Beberapa waktu yang lalu, adik saya didera galau luar biasa lantaran dia harus membuat keputusan besar dalam karirnya, yaitu resign. Mungkin buat sebagian orang, soal resign itu sebuah hal yang lumrah. Namanya kerja pasti ada enak-nggak enak, cocok-nggak cocok. Alasan resign pun bermacam-macam; ingin punya karir yang lebih baik, ingin situasi kerja yang lebih nyaman, dan punya penghasilan yang lebih tinggi, dll. Tapi banyak juga yang memutuskan untuk resign karena alasan-alasan di luar itu, misalnya ingin melanjutkan sekolah, mengurus keluarga, ingin berwiraswasta, dll. Tapi kalau resign dari tempat yang telah menerimanya sejak awal, telah membuatnya banyak pengalaman dan pembelajaran sehingga menjadi seperti sekarang, plus lama bergabungnya sudah hampir satu dasawarsa mungkin lain lagi ceritanya.

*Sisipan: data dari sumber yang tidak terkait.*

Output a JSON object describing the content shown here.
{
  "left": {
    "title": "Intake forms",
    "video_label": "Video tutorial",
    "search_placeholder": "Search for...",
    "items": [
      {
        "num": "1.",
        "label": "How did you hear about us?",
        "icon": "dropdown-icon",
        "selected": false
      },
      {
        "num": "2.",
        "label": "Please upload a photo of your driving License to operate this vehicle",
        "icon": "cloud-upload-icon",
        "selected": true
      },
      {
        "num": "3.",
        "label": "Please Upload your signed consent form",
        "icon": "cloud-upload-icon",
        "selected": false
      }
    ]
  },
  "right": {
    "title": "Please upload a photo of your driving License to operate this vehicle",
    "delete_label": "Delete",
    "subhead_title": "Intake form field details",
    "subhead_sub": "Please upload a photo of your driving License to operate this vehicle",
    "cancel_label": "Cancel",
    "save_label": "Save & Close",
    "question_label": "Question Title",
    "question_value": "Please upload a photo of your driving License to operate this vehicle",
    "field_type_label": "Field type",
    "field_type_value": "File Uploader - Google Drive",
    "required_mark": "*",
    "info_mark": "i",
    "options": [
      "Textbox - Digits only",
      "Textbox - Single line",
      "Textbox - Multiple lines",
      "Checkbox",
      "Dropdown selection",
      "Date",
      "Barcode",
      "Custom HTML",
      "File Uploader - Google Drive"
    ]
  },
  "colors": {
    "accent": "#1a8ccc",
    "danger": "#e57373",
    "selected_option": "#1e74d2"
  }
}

Ceritanya Si Adik memang sudah lebih dari 9 tahun berkarir di salah satu bank swasta di bilangan Tendean, Jakarta Selatan. Sejak masih sekolah dia memang dikenal di keluarga sebagai anak yang rajin, anak yang total ketika mempelajari sesuatu, anak yang teliti, dan seorang fast learner. Dia juga tak segan mempelajari hal-hal baru yang sekiranya bermanfaat untuk menunjang pekerjaannya. Maka tak heran, baik ketika dia masih di kantor cabang Surabaya sampai sekarang di kantor pusat Jakarta dia selalu dijadikan andalan perusahaan karena keseriusan, ketelitian, dan kedisiplinannya dalam bekerja. Eh, saya menulis hal-hal baik ini bukan karena mentang-mentang dia adik saya lho, ya 😆 . Tapi juga sebagai sebagai sesama pegawai kantoran saya benar-benar merasa salut dan bangga karena belum tentu saya bisa se-qualified dia :mrgreen:

Sampai akhirnya dia curhat galau gara-gara salah satu pimpinan ternyata tidak mengizinkan dia untuk resign dengan alasan saat ini dia adalah andalan perusahaan. Berbagai ‘rayuan’ digunakan oleh Sang Pimpinan agar adik saya memikirkan ulang rencana pengunduran dirinya, syukur-syukur kalau sampai membatalkan niatnya untuk bergabung dengan perusahaan lainnya. Saya cuma bisa menasihati agar Si Adik tetap konsisten dengan pilihannya. Di mana-mana risiko mengajukan resign memang begitu, ada yang langsung disetujui, tapi ada juga yang ditahan supaya jangan sampai resign. Semua tergantung pimpinan dan kualitas apa yang dimiliki oleh karyawan tersebut sehingga menyebabkan perusahaan jadi sedemikian ketergantungannya dengan Si Karyawan. Si Adik cerita, kalau banyak teman yang resign dan langsung disetujui, tapi giliran dia, harus menghadap pimpinan sebanyak 2-3x untuk bernegosiasi masalah posisi, dan gaji. Pun ketika di hari terakhir dia berkantor di sana pun Pimpinan Divisinya pun masih penasaran apa sebenarnya alasan adik saya resign dari bank tempat dia berkarir selama 9 tahun terakhir ini, padahal sudah diiming-imingi nominal gaji yang sama persis dengan tempat kerjanya yang baru nanti. Tapi syukurlah Si Adik tidak tergoda, dan tetap berkeinginan untuk memulai karir yang baru di tempat yang baru.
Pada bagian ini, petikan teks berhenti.